Mais soyons franc. J’ai bien aimé la MX-5. Elle m’est parue un peu petite sur la route (les gros camions qui suivent de près sont très impressionnants à bord de la MX-5) mais agréable à conduire. Oui, sa tenue de route est bonne mais les revêtements inégaux de nos routes du Québec (je reste poli) peuvent la déséquilibrer.

 

La voiture m’a donné une consommation moyenne de 8,33 litres au 100 km (c’est bon!) soit environ 33 milles au gallon. Mais ce qui me déçoit le plus, c’est le prix relativement (très?) élevé de ce modèle à toit rétractable avec sièges de cuir, soit plus de 37 000 $! La moins chère de ces MX-5 est de 28 095 $ (avec le toit de toile).

 

Réponse à Racicop

 

Le choix entre une Protegé et une Sunfire à 5 000 ou 6000 $ ? La Mazda, bien sûr.

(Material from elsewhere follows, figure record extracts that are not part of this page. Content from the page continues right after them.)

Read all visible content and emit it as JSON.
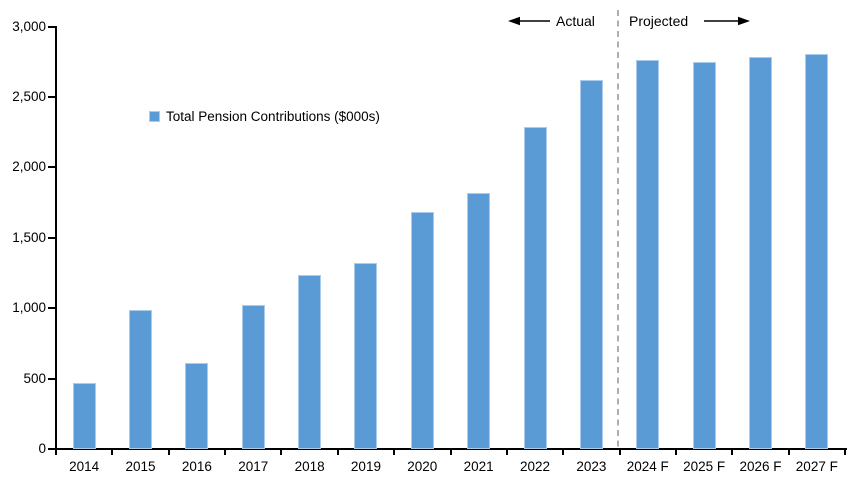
{
  "chart_data": {
    "type": "bar",
    "title": "",
    "legend": "Total Pension Contributions ($000s)",
    "categories": [
      "2014",
      "2015",
      "2016",
      "2017",
      "2018",
      "2019",
      "2020",
      "2021",
      "2022",
      "2023",
      "2024 F",
      "2025 F",
      "2026 F",
      "2027 F"
    ],
    "values": [
      470,
      990,
      610,
      1020,
      1235,
      1320,
      1685,
      1820,
      2285,
      2620,
      2760,
      2750,
      2785,
      2805
    ],
    "xlabel": "",
    "ylabel": "",
    "ylim": [
      0,
      3000
    ],
    "ytick_step": 500,
    "ytick_labels": [
      "0",
      "500",
      "1,000",
      "1,500",
      "2,000",
      "2,500",
      "3,000"
    ],
    "grid": false,
    "legend_position": "inside-upper-left",
    "annotations": {
      "actual_label": "Actual",
      "projected_label": "Projected",
      "divider_between": [
        "2023",
        "2024 F"
      ]
    },
    "colors": {
      "bar_fill": "#5B9BD5",
      "bar_edge": "#A9CCED",
      "axis": "#000000",
      "divider": "#A6A6A6",
      "text": "#000000"
    }
  }
}
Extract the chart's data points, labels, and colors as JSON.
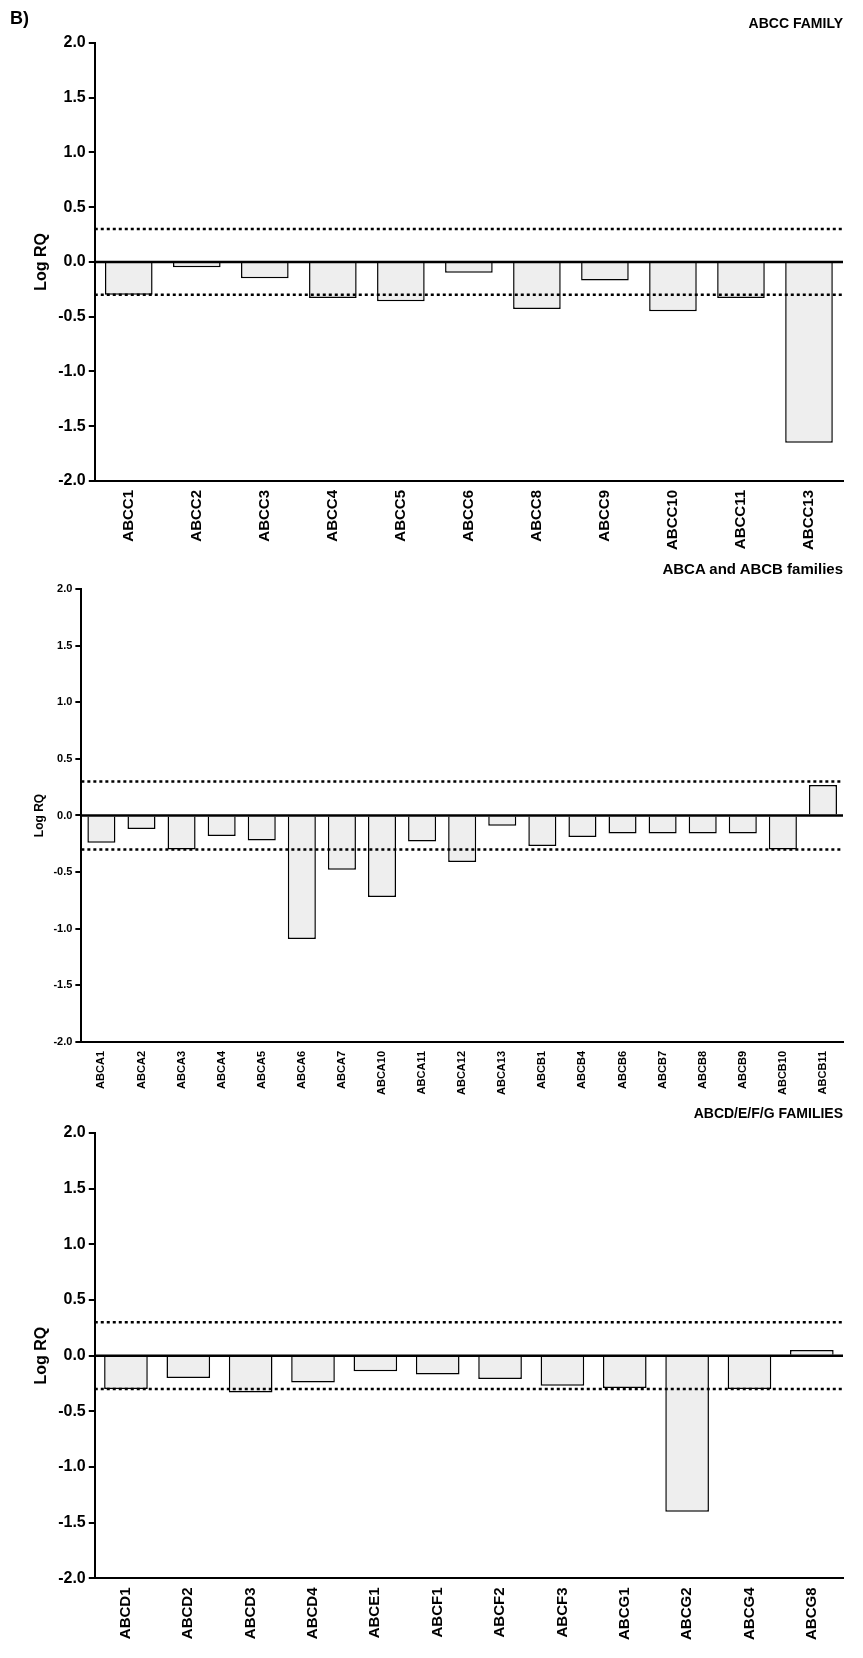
{
  "chart_data": [
    {
      "type": "bar",
      "title": "ABCC FAMILY",
      "ylabel": "Log RQ",
      "annotations": [
        "B)"
      ],
      "categories": [
        "ABCC1",
        "ABCC2",
        "ABCC3",
        "ABCC4",
        "ABCC5",
        "ABCC6",
        "ABCC8",
        "ABCC9",
        "ABCC10",
        "ABCC11",
        "ABCC13"
      ],
      "values": [
        -0.3,
        -0.05,
        -0.15,
        -0.33,
        -0.36,
        -0.1,
        -0.43,
        -0.17,
        -0.45,
        -0.33,
        -1.65
      ],
      "color": "#eeeeee",
      "ylim": [
        -2,
        2
      ],
      "yticks": [
        {
          "value": -2,
          "label": "-2.0"
        },
        {
          "value": -1.5,
          "label": "-1.5"
        },
        {
          "value": -1,
          "label": "-1.0"
        },
        {
          "value": -0.5,
          "label": "-0.5"
        },
        {
          "value": 0,
          "label": "0.0"
        },
        {
          "value": 0.5,
          "label": "0.5"
        },
        {
          "value": 1,
          "label": "1.0"
        },
        {
          "value": 1.5,
          "label": "1.5"
        },
        {
          "value": 2,
          "label": "2.0"
        }
      ],
      "ref_lines": [
        {
          "axis": "y",
          "value": 0,
          "line_style": "solid",
          "color": "#000000"
        },
        {
          "axis": "y",
          "value": 0.3,
          "line_style": "dotted",
          "color": "#000000"
        },
        {
          "axis": "y",
          "value": -0.3,
          "line_style": "dotted",
          "color": "#000000"
        }
      ]
    },
    {
      "type": "bar",
      "title": "ABCA and ABCB families",
      "ylabel": "Log RQ",
      "categories": [
        "ABCA1",
        "ABCA2",
        "ABCA3",
        "ABCA4",
        "ABCA5",
        "ABCA6",
        "ABCA7",
        "ABCA10",
        "ABCA11",
        "ABCA12",
        "ABCA13",
        "ABCB1",
        "ABCB4",
        "ABCB6",
        "ABCB7",
        "ABCB8",
        "ABCB9",
        "ABCB10",
        "ABCB11"
      ],
      "values": [
        -0.24,
        -0.12,
        -0.3,
        -0.18,
        -0.22,
        -1.09,
        -0.48,
        -0.72,
        -0.23,
        -0.41,
        -0.09,
        -0.27,
        -0.19,
        -0.16,
        -0.16,
        -0.16,
        -0.16,
        -0.3,
        0.27
      ],
      "color": "#eeeeee",
      "ylim": [
        -2,
        2
      ],
      "yticks": [
        {
          "value": -2,
          "label": "-2.0"
        },
        {
          "value": -1.5,
          "label": "-1.5"
        },
        {
          "value": -1,
          "label": "-1.0"
        },
        {
          "value": -0.5,
          "label": "-0.5"
        },
        {
          "value": 0,
          "label": "0.0"
        },
        {
          "value": 0.5,
          "label": "0.5"
        },
        {
          "value": 1,
          "label": "1.0"
        },
        {
          "value": 1.5,
          "label": "1.5"
        },
        {
          "value": 2,
          "label": "2.0"
        }
      ],
      "ref_lines": [
        {
          "axis": "y",
          "value": 0,
          "line_style": "solid",
          "color": "#000000"
        },
        {
          "axis": "y",
          "value": 0.3,
          "line_style": "dotted",
          "color": "#000000"
        },
        {
          "axis": "y",
          "value": -0.3,
          "line_style": "dotted",
          "color": "#000000"
        }
      ]
    },
    {
      "type": "bar",
      "title": "ABCD/E/F/G FAMILIES",
      "ylabel": "Log RQ",
      "categories": [
        "ABCD1",
        "ABCD2",
        "ABCD3",
        "ABCD4",
        "ABCE1",
        "ABCF1",
        "ABCF2",
        "ABCF3",
        "ABCG1",
        "ABCG2",
        "ABCG4",
        "ABCG8"
      ],
      "values": [
        -0.3,
        -0.2,
        -0.33,
        -0.24,
        -0.14,
        -0.17,
        -0.21,
        -0.27,
        -0.29,
        -1.4,
        -0.3,
        0.05
      ],
      "color": "#eeeeee",
      "ylim": [
        -2,
        2
      ],
      "yticks": [
        {
          "value": -2,
          "label": "-2.0"
        },
        {
          "value": -1.5,
          "label": "-1.5"
        },
        {
          "value": -1,
          "label": "-1.0"
        },
        {
          "value": -0.5,
          "label": "-0.5"
        },
        {
          "value": 0,
          "label": "0.0"
        },
        {
          "value": 0.5,
          "label": "0.5"
        },
        {
          "value": 1,
          "label": "1.0"
        },
        {
          "value": 1.5,
          "label": "1.5"
        },
        {
          "value": 2,
          "label": "2.0"
        }
      ],
      "ref_lines": [
        {
          "axis": "y",
          "value": 0,
          "line_style": "solid",
          "color": "#000000"
        },
        {
          "axis": "y",
          "value": 0.3,
          "line_style": "dotted",
          "color": "#000000"
        },
        {
          "axis": "y",
          "value": -0.3,
          "line_style": "dotted",
          "color": "#000000"
        }
      ]
    }
  ]
}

Mais faudra la faire inspecter d’abord! Quant à l’acétone dans l’essence, oui, j’en ai entendu parler. Mais je n’ai aucun résultat jusqu’ici…et j’attendrai avant d’en mettre dans mes véhicules. Une chose est certaine, je n’en mettrai jamais dans une plus ancienne voiture avec une pompe à essence mécanique.

 

Jonthemoon a raison

 

Je vous remercie pour votre appui dans le cas des camionneurs. Et je suis d’accord avec vous en ce qui a trait au civisme. Je m’étais dit que j’en parlerais dans ce blogue mais vous m’avez devancé.  Bon Dieu qu’il y a des idiots (et des idiotes) qui font semblant de ne pas vous voir quand vous voulez changer de voie. Des cours de civisme ? Ça presse!

 

Nouepeyiô a changé d’idée

 

Notre lecteur Nouepeyiô a changé d’idée. Il ne veut plus de Mazdaspeed3 (je l’en ai découragé) ni de Subaru. Là, il lorgne vers la Lancer GTS. Je l’ai essayée mais ça fait déjà une mêche! Il me faudra la demander de nouveau…

 

Trop de camionnettes?

 

Un lecteur rencontré au Mont Tremblant au Sommet des Légendes semblait contrarié par les camionnettes dont il est souvent question dans le Cahier de l’Auto. Difficile d’ignorer les camionnettes car au Canada, les ventes de camionnettes sont aussi importantes que celles des voitures. En juin seulement, les ventes de camionnettes ont grimpé de 14,2 %. Celles des autos ont chuté de 0,8% depuis les six derniers mois.  

 

Le Sommet des Légendes

tremblant.jpg

Voilà un évènement automobile qui devrait prendre de l’ampleur. Cette réunion annuelle de plus d’une centaine de voitures de course des années trente à quatre-vingt au Circuit Mont-Tremblant devrait être plus publicisée. Elle manque de couverture! Tiens, voici un conseil qui pourrait en mousser la popularité : pourquoi ne pas organiser un Concours d’Élégance ou une réunion de voitures de rues anciennes en même temps sur le même terrain? Me semble que l’effet serait complet et qu’il y aurait plus de monde, non?